Since the moment I looked down to see a positive pregnancy test, I felt like the universe bestowed on me a cloak of shame. Why? My pregnancy had been planned, I was married, a couple months away from being a college graduate, with no financial debt. I was the perfect candidate for motherhood, and yet I felt shame. Wasn't I going to finish school? Didn't I only just get married a year ago? Did that mean I wasn't going to start a career after college? God forbid I become a stay at home mom... Although society didn't come outright with these questions, I still felt the weight of their judgement.
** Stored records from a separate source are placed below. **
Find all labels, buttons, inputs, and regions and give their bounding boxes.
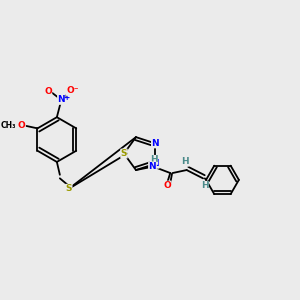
Text: N: N xyxy=(58,95,65,104)
Text: CH₃: CH₃ xyxy=(1,122,16,130)
Text: +: + xyxy=(64,93,70,102)
Text: O: O xyxy=(17,122,25,130)
Text: S: S xyxy=(121,149,127,158)
Text: O: O xyxy=(44,87,52,96)
Text: O⁻: O⁻ xyxy=(66,86,79,95)
Text: N: N xyxy=(152,159,159,168)
Text: H: H xyxy=(201,181,208,190)
Text: N: N xyxy=(152,139,159,148)
Text: H: H xyxy=(182,157,189,166)
Text: S: S xyxy=(65,184,72,193)
Text: O: O xyxy=(164,181,171,190)
Text: N: N xyxy=(148,162,156,171)
Text: H: H xyxy=(150,155,158,164)
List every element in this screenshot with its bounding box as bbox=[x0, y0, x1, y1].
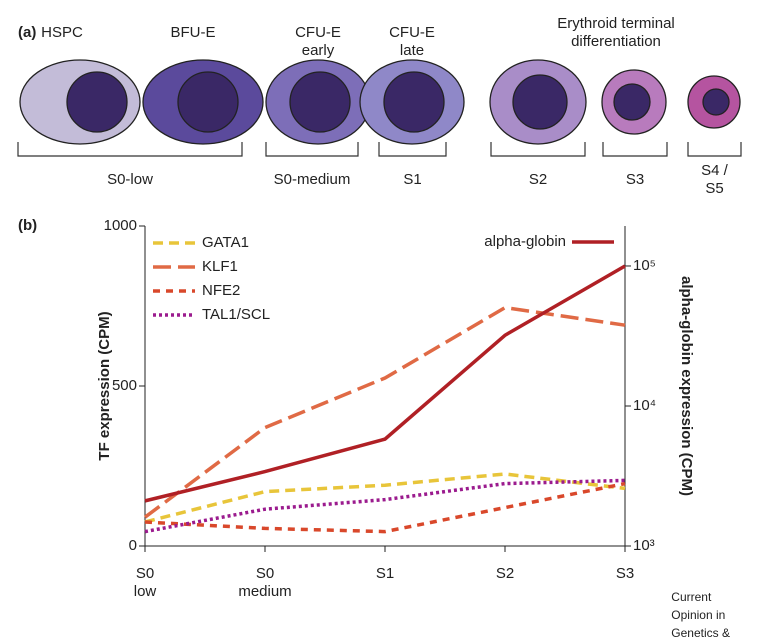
x-tick-label: S2 bbox=[495, 565, 515, 582]
bracket bbox=[378, 142, 447, 157]
y-axis-label: TF expression (CPM) bbox=[96, 311, 113, 461]
y2-axis-label: alpha-globin expression (CPM) bbox=[678, 275, 695, 497]
bracket bbox=[602, 142, 668, 157]
y-tick-label: 500 bbox=[111, 377, 137, 394]
series-line bbox=[144, 264, 626, 503]
group-label: S0-low bbox=[107, 171, 153, 188]
stage-header: CFU-E late bbox=[389, 24, 435, 59]
bracket bbox=[687, 142, 742, 157]
x-tick-label: S0 low bbox=[133, 565, 157, 600]
stage-header: BFU-E bbox=[170, 24, 216, 41]
series-line bbox=[144, 481, 626, 534]
bracket bbox=[265, 142, 359, 157]
series-line bbox=[144, 472, 626, 524]
legend-label: KLF1 bbox=[202, 258, 238, 275]
group-label: S2 bbox=[528, 171, 548, 188]
group-label: S0-medium bbox=[273, 171, 351, 188]
stage-header: CFU-E early bbox=[295, 24, 341, 59]
legend-label: NFE2 bbox=[202, 282, 241, 299]
stage-header: HSPC bbox=[41, 24, 83, 41]
y-tick-label: 1000 bbox=[103, 217, 137, 234]
stage-header: Erythroid terminal differentiation bbox=[557, 15, 675, 50]
bracket bbox=[490, 142, 586, 157]
group-label: S3 bbox=[625, 171, 645, 188]
y-tick-label: 0 bbox=[128, 537, 137, 554]
legend-label: alpha-globin bbox=[484, 233, 566, 250]
x-tick-label: S3 bbox=[615, 565, 635, 582]
nucleus bbox=[383, 71, 445, 133]
series-line bbox=[144, 478, 626, 534]
panel-label: (a) bbox=[18, 24, 37, 41]
y2-tick-label: 10³ bbox=[633, 537, 655, 554]
nucleus bbox=[702, 88, 730, 116]
nucleus bbox=[289, 71, 351, 133]
panel-label: (b) bbox=[18, 217, 38, 234]
legend-label: TAL1/SCL bbox=[202, 306, 271, 323]
nucleus bbox=[177, 71, 239, 133]
nucleus bbox=[613, 83, 651, 121]
y2-tick-label: 10⁴ bbox=[633, 396, 657, 414]
x-tick-label: S1 bbox=[375, 565, 395, 582]
nucleus bbox=[512, 74, 568, 130]
nucleus bbox=[66, 71, 128, 133]
legend-label: GATA1 bbox=[202, 234, 249, 251]
group-label: S1 bbox=[403, 171, 422, 188]
source-credit: Current Opinion in Genetics & Developmen… bbox=[671, 590, 730, 640]
bracket bbox=[17, 142, 243, 157]
y2-tick-label: 10⁵ bbox=[633, 256, 656, 274]
x-tick-label: S0 medium bbox=[238, 565, 292, 600]
group-label: S4 / S5 bbox=[701, 162, 728, 197]
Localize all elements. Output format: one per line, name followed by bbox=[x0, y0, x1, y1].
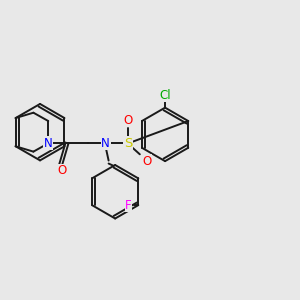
Text: F: F bbox=[125, 199, 132, 212]
Text: Cl: Cl bbox=[159, 89, 171, 102]
Text: O: O bbox=[57, 164, 67, 178]
Text: O: O bbox=[123, 114, 133, 127]
Text: S: S bbox=[124, 137, 132, 150]
Text: N: N bbox=[101, 137, 110, 150]
Text: N: N bbox=[44, 137, 52, 150]
Text: O: O bbox=[142, 154, 151, 168]
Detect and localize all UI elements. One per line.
After the birth of my first daughter, the cloak of shame only became thicker and wrapped more tightly around me as the winter of expectations swirled around my new family. You should breastfeed your baby, but don't feed them in the middle of the night lest they become too attached.... And the contradictions of parenting advice left me feeling self conscious about every decision I would make as a parent, from the moment I gave birth to my daughter until now.
My struggle with Postpartum Depression intensified the frozen tundra that was my experience with parenthood. I felt like a failure for not being able to do what my body was supposedly hardwired to do after the moment of conception: love my baby. I felt like a caricature of an overwhelmed, pill popping housewife. I felt shame. The truth is, I'm not a pill popping housewife. I am a mother, who deals with stress and anxiety on a daily basis at levels which, if they go untreated, negatively impact my daily life and the lives of my children. I am a person who has various tools in her tool box to fix the brokenness that occurs on a daily basis, due to an illness that is beyond my control.
In a way, my depression and anxiety helped me to shed that cloak of shame in a proud surrender. I finally had the humility to admit that I don't do every thing perfectly, and the confidence to say, I don't care, as long as I'm trying my best.